The Yamaha SHO Four Stroke Outboard Really Does Offer the Best of Both Worlds

Everyone seems to talk about the speed, power and torque, but don’t overlook the fuel economy which will save you time and money

By Dave Wolak

Yamaha Pro Staff


There are so many great things about my 250 h.p. Yamaha VMAX SHO four stroke outboard, but one of the things I don’t hear a lot of people talk about, yet something I have noticed over the last couple of years is the fuel efficiency of these motors. Fuel efficiency and reliability have been the cornerstone of the four stroke outboard market, but because the 250 h.p. Yamaha VMAX SHO four stroke has so much torque, speed and power, all I ever hear anyone talk about is the performance of the engine. Well I’m here to tell you the fuel efficiency is one of its best features.

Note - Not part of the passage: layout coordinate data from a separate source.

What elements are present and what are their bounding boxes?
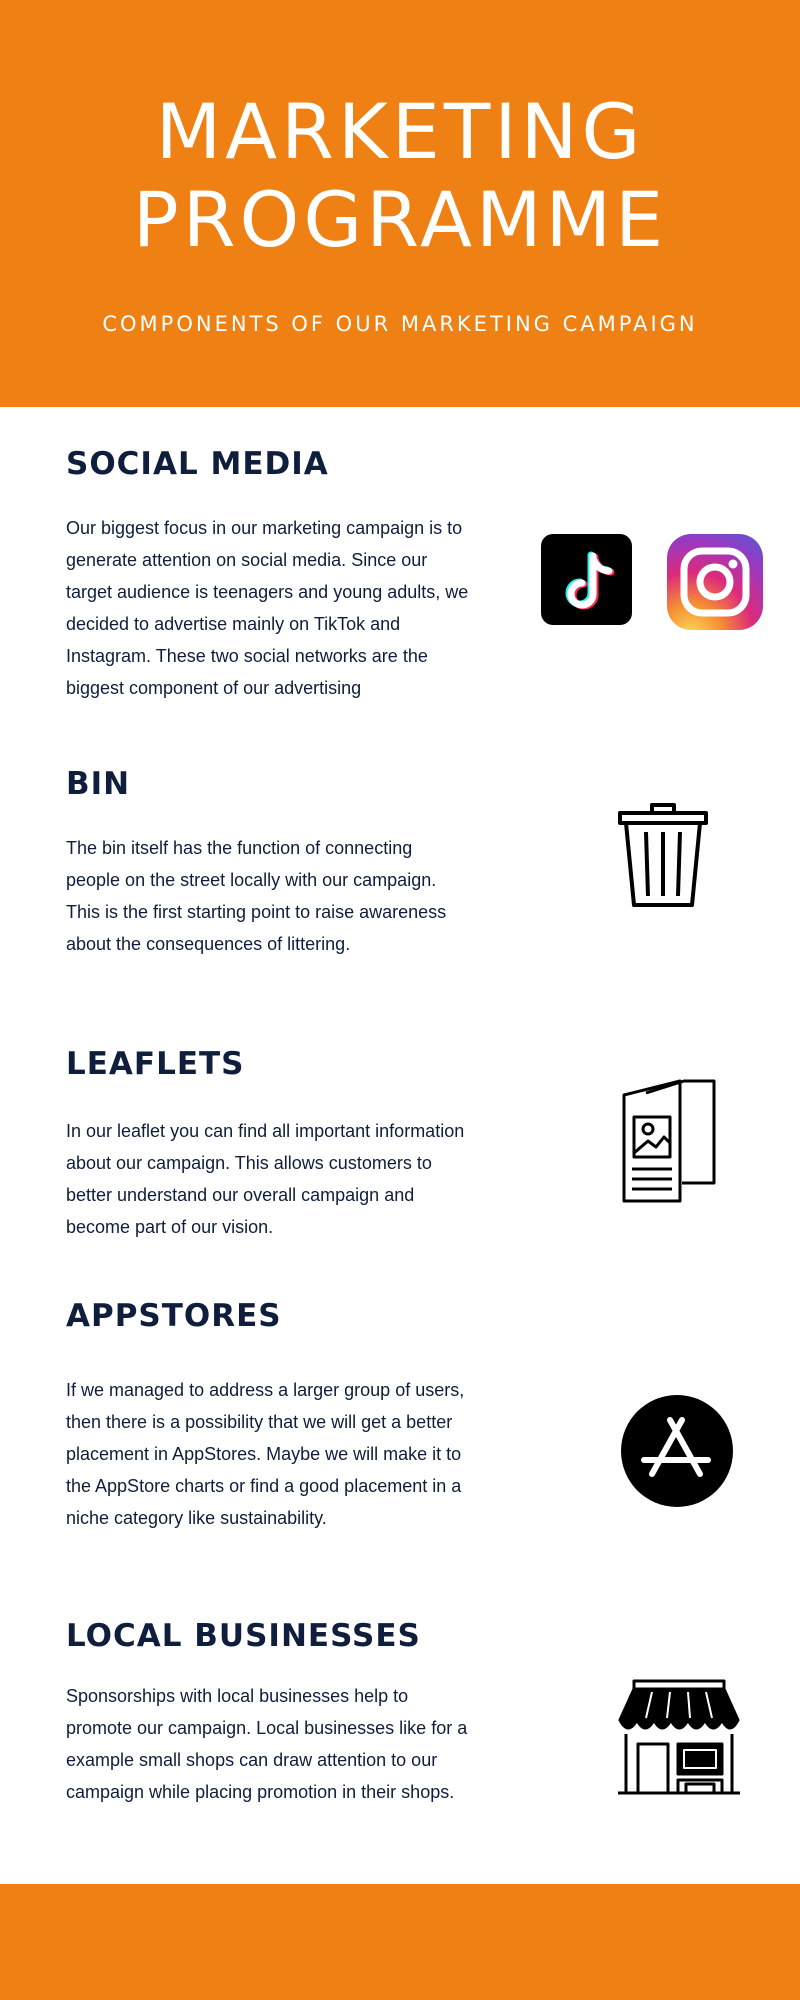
storefront-icon bbox=[616, 1678, 742, 1796]
section-title-local-businesses: LOCAL BUSINESSES bbox=[66, 1618, 421, 1654]
header-banner bbox=[0, 0, 800, 407]
tiktok-icon bbox=[541, 534, 632, 625]
section-body-bin: The bin itself has the function of connecting people on the street locally with our campaign. This is the first starting point to raise awareness about the consequences of littering. bbox=[66, 838, 447, 954]
section-body-leaflets: In our leaflet you can find all important information about our campaign. This allows customers to better understand our overall campaign and become part of our vision. bbox=[66, 1121, 465, 1237]
section-title-appstores: APPSTORES bbox=[66, 1298, 282, 1334]
trash-bin-icon bbox=[616, 802, 710, 908]
footer-banner bbox=[0, 1884, 800, 2000]
leaflet-icon bbox=[620, 1079, 716, 1203]
page-subtitle: COMPONENTS OF OUR MARKETING CAMPAIGN bbox=[102, 312, 698, 336]
section-title-bin: BIN bbox=[66, 766, 131, 802]
section-body-appstores: If we managed to address a larger group of users, then there is a possibility that we will get a better placement in AppStores. Maybe we will make it to the AppStore charts or find a good placement in a niche category like sustainability. bbox=[66, 1380, 465, 1528]
section-body-social-media: Our biggest focus in our marketing campaign is to generate attention on social media. Since our target audience is teenagers and young adults, we decided to advertise mainly on TikTok and Instagram. These two social networks are the biggest component of our advertising bbox=[66, 518, 469, 698]
page-title bbox=[0, 88, 800, 264]
app-store-icon bbox=[620, 1394, 734, 1508]
page-title-line-2: PROGRAMME bbox=[132, 175, 668, 264]
section-title-social-media: SOCIAL MEDIA bbox=[66, 446, 329, 482]
section-body-local-businesses: Sponsorships with local businesses help to promote our campaign. Local businesses like for a example small shops can draw attention to our campaign while placing promotion in their shops. bbox=[66, 1686, 468, 1802]
page-title-line-1: MARKETING bbox=[155, 87, 645, 176]
instagram-icon bbox=[667, 534, 763, 630]
section-title-leaflets: LEAFLETS bbox=[66, 1046, 245, 1082]
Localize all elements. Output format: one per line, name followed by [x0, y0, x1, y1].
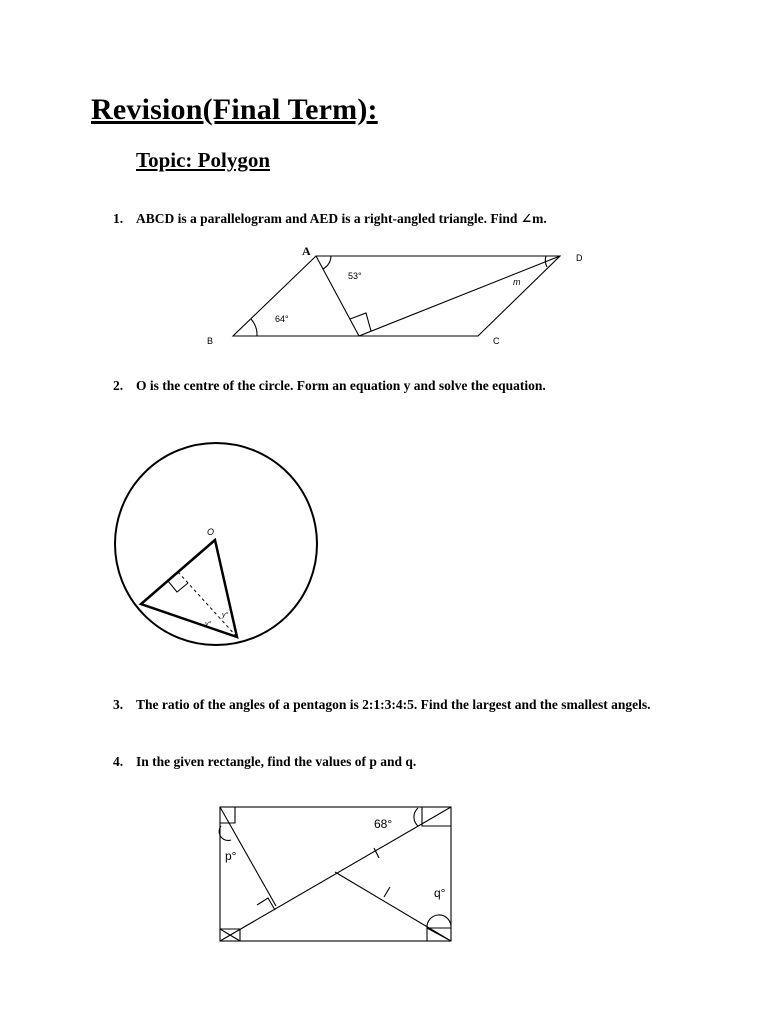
question-text: O is the centre of the circle. Form an equation y and solve the equation.: [136, 378, 546, 393]
label-y1: y°: [222, 612, 229, 619]
question-text: The ratio of the angles of a pentagon is 2:1:3:4:5. Find the largest and the smallest angels.: [136, 697, 651, 712]
tick-mark-2: [384, 887, 390, 897]
label-o: O: [207, 527, 215, 537]
question-text: In the given rectangle, find the values of p and q.: [136, 754, 417, 769]
label-q: q°: [434, 886, 446, 900]
angle-arc-p: [219, 826, 231, 840]
question-number: 3.: [113, 697, 124, 712]
bisector-diag-br: [427, 928, 451, 941]
question-number: 2.: [113, 378, 124, 393]
label-angle-64: 64°: [275, 314, 289, 324]
segment-to-bottom-right: [335, 872, 451, 941]
label-b: B: [207, 336, 214, 346]
label-angle-53: 53°: [348, 271, 362, 281]
question-number: 4.: [113, 754, 124, 769]
topic-heading: Topic: Polygon: [136, 148, 270, 172]
label-y2: y°: [205, 621, 212, 628]
label-c: C: [493, 336, 500, 346]
label-68: 68°: [374, 817, 393, 831]
angle-arc-q: [427, 915, 451, 928]
label-p: p°: [225, 849, 237, 863]
label-a: A: [302, 244, 311, 258]
label-m: m: [513, 277, 521, 287]
question-number: 1.: [113, 211, 124, 226]
page-title: Revision(Final Term):: [91, 93, 378, 126]
question-text: ABCD is a parallelogram and AED is a right-angled triangle. Find ∠m.: [136, 211, 547, 226]
label-d: D: [576, 253, 583, 263]
angle-arc-68: [414, 808, 418, 826]
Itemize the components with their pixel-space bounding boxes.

If gas prices weren’t so high I might not have noticed how much I save over the course of a year, both in money and time. When I get to an FLW event, I’ll fill the gas tank of my Ranger right to the top, which is right around 50 gallons.

Lately I’ve been staying at cabins on the water in the locations where the events are taking place, which leaves me two options for fuel—pulling my boat out of the water and driving it to a gas station, or filling up at a marina on the water (if there is one) and paying an even higher premium for fuel. A lot of the locations don’t even have a gas station near the cabin, but either way, I’m looking at 30 minutes to an hour of time, plus the expense of filling up with gas, and when you spend a long day or several long days on the water, the last thing you want to do is give up any down time you have to recharge and take care of your gear so that you can run to get fuel.

But because the Yamaha SHO four stoke outboard has such excellent fuel economy, what I’ve been doing is filling my boat up the Saturday before practice, and I haven’t had to fill up until tournament day. And I’ve been running hard all over these big lakes during practice, but because the engine is so fuel efficient, I haven’t been burning much gas, so I can fish the entire three day practice period before I have to fill up again.

Even on the big lakes like Table Rock and Hartwell I’ve been getting in three full days of practice without filling up. I’m not running slow, but I’m not running wide open either. I’m keeping it under 4,500 rpm, but running my normal ranges to look for fish. I’ll bet if I laid off it and kept within the optimum 3,000 to 4,000 rpm range for fuel economy, I’d save considerably more.

With gas at $4.00 or more a gallon, I’m seeing not only fuel savings, but time savings as well, and over the course of a year on the water, that really adds up. If I just saved $20—that’s five gallons of gas, every time I was on the water, by the end of the year, I could probably take my family on a vacation with what I save in fuel expenditures. That’s pretty impressive if you ask me.

That means the recreational boat owner that fishes three or four days a month could probably make his engine payment using just what he saves on fuel by owning this engine. That’s substantial.

Right now, I’m halfway through the FLW season, and I’ve got some good tournaments coming up that I think play to my strong points. I’ve got the Potomac River, Kentucky Lake and Lake Champlain all in a row, and they’re all big bodies of water. I’m going to see my first blade of grass for the year after fishing a bunch of rocky shorelines. When I get on grass I feel in more of a comfort zone, but I haven’t seen a stitch of grass all year. We’ve been in rocky impoundments and places with submerged timber and things like that, so I’m looking forward to seeing some vegetation.

At the same time, all these bodies of water are big, and with the price of gas where it is, I know I’ll be able to fish the entire practice period and only spend around $200 on gas, which is incredible given the price of fuel. These lakes are huge, and I use all of the lake even in practice, and I’m able to save money and time because my 250 h.p. Yamaha VMAX SHO four stroke is so fuel efficient.

And when tournament day arrives, I not only have that great fuel efficiency to fish wherever I want, but I also have the tremendous power, speed and torque to be the first boat there or to make a major move and still have plenty of time left to fish. This engine really does give us anglers the best of both worlds.